The Union assault upon Battery Wagner on Morris Island is lead by the 54th Massachusetts, an all black unit.





Aug 22 1863

The 587 day Federal bombardment of downtown Charleston begins with the explosion of a shell on Pinckney Street.





Sep 08 1863

Union forces attempt an amphibious assault on Ft. Sumter. Confederate forces win this battle, inflicting 127 casualties while suffering none.

Nov 19 1863

Federal troops shell Charleston from Morris Island. One shell explodes at the door of St. Michael's Church during services.





Jan 18 1864

The 193rd day of the siege. The Union continues to shell the city.
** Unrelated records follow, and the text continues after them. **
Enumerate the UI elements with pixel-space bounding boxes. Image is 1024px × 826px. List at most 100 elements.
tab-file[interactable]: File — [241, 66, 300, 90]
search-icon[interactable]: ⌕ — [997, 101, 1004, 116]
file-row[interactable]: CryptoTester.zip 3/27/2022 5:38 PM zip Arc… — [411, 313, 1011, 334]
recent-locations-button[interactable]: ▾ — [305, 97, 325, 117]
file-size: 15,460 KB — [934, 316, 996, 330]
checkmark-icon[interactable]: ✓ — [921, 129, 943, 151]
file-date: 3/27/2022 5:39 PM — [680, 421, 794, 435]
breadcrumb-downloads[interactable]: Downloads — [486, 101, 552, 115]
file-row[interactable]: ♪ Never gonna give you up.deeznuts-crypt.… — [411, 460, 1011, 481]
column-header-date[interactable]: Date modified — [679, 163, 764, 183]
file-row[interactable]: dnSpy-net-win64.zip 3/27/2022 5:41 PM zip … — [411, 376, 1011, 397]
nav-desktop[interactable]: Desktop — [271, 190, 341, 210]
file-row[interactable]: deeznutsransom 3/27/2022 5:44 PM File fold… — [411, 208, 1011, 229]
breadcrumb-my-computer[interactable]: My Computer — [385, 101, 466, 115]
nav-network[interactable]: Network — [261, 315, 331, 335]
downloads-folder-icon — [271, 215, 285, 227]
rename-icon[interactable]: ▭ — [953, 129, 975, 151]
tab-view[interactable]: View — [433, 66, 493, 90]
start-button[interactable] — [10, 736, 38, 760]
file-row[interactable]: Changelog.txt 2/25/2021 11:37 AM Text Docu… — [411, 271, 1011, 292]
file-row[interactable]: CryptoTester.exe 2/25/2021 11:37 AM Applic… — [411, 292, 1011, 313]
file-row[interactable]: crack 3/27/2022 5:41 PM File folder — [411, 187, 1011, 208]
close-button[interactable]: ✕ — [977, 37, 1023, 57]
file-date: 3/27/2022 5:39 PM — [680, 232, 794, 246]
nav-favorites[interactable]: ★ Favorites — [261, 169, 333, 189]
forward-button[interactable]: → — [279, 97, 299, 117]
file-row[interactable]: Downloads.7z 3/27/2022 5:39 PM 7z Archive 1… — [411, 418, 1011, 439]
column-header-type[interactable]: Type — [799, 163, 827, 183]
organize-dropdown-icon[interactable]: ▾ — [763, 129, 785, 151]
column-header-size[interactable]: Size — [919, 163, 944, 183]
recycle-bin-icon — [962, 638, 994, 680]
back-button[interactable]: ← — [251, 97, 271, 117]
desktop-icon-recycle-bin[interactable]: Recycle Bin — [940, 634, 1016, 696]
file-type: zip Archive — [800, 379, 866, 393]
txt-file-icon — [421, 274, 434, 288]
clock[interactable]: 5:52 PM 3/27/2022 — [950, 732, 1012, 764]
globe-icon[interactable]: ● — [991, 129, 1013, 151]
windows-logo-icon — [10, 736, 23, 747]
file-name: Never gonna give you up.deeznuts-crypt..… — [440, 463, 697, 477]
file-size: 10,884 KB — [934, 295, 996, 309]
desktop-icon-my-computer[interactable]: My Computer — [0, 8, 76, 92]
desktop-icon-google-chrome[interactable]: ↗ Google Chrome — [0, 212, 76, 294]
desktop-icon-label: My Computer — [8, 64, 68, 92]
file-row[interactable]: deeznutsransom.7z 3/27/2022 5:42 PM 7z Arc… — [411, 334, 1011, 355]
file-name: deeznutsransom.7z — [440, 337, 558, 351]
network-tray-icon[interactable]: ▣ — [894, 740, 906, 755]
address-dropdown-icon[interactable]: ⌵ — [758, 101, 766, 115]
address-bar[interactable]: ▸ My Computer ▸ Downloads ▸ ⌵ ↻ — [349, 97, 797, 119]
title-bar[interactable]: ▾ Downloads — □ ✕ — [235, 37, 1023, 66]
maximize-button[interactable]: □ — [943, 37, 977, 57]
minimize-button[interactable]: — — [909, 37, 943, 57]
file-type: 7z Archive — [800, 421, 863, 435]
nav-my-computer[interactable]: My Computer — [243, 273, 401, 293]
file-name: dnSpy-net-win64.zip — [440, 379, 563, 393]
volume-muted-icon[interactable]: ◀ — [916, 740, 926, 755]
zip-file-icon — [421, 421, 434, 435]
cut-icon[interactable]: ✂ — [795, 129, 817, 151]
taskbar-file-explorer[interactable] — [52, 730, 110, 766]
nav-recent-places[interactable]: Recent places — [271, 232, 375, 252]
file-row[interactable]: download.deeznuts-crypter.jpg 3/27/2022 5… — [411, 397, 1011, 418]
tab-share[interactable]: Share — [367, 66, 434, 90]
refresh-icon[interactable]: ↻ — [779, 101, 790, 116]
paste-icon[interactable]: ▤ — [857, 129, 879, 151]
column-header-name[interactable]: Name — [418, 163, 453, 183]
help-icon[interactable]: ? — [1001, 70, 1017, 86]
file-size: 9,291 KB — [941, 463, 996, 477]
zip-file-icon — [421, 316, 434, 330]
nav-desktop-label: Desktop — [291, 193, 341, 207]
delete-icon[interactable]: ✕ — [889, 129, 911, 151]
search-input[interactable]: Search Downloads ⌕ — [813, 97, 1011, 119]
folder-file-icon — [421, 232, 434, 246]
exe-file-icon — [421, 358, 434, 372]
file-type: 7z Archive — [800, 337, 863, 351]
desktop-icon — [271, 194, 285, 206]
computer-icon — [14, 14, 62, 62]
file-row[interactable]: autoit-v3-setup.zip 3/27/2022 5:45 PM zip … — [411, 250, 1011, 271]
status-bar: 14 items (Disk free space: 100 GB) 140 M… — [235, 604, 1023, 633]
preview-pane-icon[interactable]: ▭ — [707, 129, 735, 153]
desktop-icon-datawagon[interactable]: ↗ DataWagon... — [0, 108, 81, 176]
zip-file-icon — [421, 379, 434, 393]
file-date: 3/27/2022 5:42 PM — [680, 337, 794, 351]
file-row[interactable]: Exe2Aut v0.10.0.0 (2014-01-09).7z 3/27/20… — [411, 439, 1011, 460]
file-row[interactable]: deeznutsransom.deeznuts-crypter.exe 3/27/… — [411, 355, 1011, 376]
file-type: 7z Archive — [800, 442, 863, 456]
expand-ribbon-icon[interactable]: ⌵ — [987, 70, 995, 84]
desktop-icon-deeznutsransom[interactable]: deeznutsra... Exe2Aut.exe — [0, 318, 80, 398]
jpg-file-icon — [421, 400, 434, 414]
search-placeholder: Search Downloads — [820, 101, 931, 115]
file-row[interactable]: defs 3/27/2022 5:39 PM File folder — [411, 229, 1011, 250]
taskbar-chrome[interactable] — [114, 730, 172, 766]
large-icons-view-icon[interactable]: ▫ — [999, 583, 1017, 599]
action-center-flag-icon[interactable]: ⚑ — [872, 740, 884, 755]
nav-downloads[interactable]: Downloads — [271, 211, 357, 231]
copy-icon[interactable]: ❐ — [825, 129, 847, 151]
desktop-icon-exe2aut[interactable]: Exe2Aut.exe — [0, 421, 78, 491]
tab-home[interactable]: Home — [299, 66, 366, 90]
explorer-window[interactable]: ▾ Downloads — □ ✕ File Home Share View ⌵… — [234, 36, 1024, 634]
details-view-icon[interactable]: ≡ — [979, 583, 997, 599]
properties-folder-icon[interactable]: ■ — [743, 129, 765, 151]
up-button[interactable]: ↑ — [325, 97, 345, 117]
The past week alone brought over 1,000 shell hits.





1864

The Confederate submarine CSS H. L. Hunley rams the Housatonic; the first submarine to sink a vessel in war.





Feb 23 1865

Gen. William Tecumseh Sherman's troops reach Middleton Place Plantation, leaving it in ruins. Charlestonians fear imminent invasion, but Sherman's forces turn toward Columbia. The subsequent burning of Columbia destroys many records and valuables which Charlestonians had sent there for "safekeeping."